DT bindings as ABI [was: Do we have people interested in device tree janitoring / cleanup?]

Jason Gunthorpe jgunthorpe at obsidianresearch.com
Mon Jul 29 13:54:00 EDT 2013


On Sat, Jul 27, 2013 at 10:48:26AM +0200, Richard Cochran wrote:

> > Of course all this could have been done in C, but it wasn't/hasn't been..
> 
> You have identified the real issue: poor quality of the ARM board
> support process within the kernel. Churn is still churn, whether in DT
> or in platform devices, but the DT people promised to end the churn.

Actually my experience in this area was mainly from PPC, and granted
it spanned the PPC32/PPC64 merge.

> [ I disagree about the "more thought" part. The current discussion,
>   coming years too late after the introduction of DT to ARM Linux, is
>   contrary evidence enough. ]

The current discussion has little to do with the quality of the
bindings, look at the new kirkwood bindings - they have had much more
thought put into them than the old board.c stuff they are replacing.
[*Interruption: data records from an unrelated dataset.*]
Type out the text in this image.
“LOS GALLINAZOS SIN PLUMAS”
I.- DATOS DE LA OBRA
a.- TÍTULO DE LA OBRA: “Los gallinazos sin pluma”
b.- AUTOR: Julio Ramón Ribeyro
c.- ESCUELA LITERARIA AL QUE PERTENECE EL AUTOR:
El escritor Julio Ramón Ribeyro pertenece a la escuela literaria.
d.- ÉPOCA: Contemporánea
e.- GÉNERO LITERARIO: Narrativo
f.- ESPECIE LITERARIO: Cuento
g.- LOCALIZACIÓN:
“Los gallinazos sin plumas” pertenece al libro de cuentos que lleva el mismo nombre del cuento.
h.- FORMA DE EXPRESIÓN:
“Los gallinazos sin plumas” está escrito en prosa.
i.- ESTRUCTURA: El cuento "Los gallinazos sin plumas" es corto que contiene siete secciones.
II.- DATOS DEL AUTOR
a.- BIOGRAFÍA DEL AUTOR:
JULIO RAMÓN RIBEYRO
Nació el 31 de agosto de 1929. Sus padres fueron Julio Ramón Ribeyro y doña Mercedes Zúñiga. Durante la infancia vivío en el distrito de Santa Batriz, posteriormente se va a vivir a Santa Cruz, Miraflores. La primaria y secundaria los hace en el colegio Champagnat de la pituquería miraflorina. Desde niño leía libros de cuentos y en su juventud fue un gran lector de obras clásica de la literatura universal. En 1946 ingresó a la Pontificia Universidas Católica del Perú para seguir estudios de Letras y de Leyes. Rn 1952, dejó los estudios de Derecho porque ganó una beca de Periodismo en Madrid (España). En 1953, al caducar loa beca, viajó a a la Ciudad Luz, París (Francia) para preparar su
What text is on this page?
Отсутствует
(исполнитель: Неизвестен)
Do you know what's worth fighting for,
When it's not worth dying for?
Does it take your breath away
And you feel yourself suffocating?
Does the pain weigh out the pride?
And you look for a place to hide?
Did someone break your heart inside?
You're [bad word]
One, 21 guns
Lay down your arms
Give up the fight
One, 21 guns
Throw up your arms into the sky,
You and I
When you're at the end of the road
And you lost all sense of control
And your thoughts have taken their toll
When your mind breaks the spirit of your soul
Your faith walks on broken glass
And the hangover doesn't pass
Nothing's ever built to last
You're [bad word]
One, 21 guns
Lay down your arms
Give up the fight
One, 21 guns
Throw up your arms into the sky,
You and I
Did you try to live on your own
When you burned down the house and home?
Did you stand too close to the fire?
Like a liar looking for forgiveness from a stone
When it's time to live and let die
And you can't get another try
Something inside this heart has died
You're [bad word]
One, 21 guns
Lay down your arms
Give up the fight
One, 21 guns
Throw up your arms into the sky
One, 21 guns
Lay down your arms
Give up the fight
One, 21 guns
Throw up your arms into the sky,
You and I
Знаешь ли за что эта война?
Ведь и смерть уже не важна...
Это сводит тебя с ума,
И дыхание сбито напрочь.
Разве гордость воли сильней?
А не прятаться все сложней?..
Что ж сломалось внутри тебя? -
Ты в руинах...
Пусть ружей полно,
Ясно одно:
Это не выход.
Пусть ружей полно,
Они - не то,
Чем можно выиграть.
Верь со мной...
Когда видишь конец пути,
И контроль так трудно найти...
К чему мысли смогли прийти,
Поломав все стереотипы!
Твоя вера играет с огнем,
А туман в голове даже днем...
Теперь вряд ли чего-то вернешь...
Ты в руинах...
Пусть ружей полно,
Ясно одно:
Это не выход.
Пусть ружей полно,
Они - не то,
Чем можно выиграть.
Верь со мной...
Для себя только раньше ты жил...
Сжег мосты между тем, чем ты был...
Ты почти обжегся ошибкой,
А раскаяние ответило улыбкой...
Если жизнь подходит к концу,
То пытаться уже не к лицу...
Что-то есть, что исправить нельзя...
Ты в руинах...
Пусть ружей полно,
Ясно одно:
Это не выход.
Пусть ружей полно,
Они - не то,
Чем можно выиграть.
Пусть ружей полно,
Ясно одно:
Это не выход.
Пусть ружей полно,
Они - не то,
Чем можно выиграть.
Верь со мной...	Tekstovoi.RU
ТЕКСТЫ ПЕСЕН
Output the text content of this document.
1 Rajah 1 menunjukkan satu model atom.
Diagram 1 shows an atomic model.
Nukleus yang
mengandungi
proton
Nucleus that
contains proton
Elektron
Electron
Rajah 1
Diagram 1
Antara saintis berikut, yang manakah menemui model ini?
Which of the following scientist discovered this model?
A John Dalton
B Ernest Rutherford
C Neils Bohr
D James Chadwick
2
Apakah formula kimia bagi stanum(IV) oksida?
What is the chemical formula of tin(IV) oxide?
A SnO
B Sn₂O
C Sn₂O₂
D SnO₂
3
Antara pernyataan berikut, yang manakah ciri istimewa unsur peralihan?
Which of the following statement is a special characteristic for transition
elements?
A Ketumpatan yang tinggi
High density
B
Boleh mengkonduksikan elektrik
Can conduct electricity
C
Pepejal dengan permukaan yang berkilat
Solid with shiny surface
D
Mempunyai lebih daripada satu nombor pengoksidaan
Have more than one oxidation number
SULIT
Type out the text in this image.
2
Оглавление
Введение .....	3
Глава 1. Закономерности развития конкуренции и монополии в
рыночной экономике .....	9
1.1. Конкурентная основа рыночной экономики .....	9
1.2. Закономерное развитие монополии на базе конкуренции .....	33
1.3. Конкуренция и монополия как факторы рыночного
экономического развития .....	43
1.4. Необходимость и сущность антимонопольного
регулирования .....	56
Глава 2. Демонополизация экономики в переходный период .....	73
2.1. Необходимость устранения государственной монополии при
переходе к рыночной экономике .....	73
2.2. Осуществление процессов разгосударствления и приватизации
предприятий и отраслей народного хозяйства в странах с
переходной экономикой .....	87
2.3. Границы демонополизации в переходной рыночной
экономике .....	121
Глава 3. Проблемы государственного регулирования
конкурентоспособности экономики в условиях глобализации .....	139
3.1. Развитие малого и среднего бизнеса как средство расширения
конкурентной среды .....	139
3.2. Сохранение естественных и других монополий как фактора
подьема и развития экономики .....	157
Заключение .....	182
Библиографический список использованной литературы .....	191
> > I can't delay shipping while upstream sorts this out - so I know
> > *absolutely* that the DT schema will change. This has been planned for
> > and designed into the boot system and won't be a problem.
> > 
> > Why would anyone do embedded any other way?
> 
> Yep, that is the embedded way: ship it!
> 
> We can do better than that.

I think you missed the point.

There is no way I can possibly ship a product with a DT that is
finished. I can't tie my company's product release cycles to the whims
of the kernel community.

So embedded people are going to ship with unfinished DT and upgrade
later. They have to. There is no choice. Stable DT doesn't change
anything unless you can create perfect stable bindings for a new SOC
instantaneously.

This is where I see the whole disconnect in this
discussion. General-purpose and embedded are *DIFFERENT* users, and
they have different use-cases and different needs.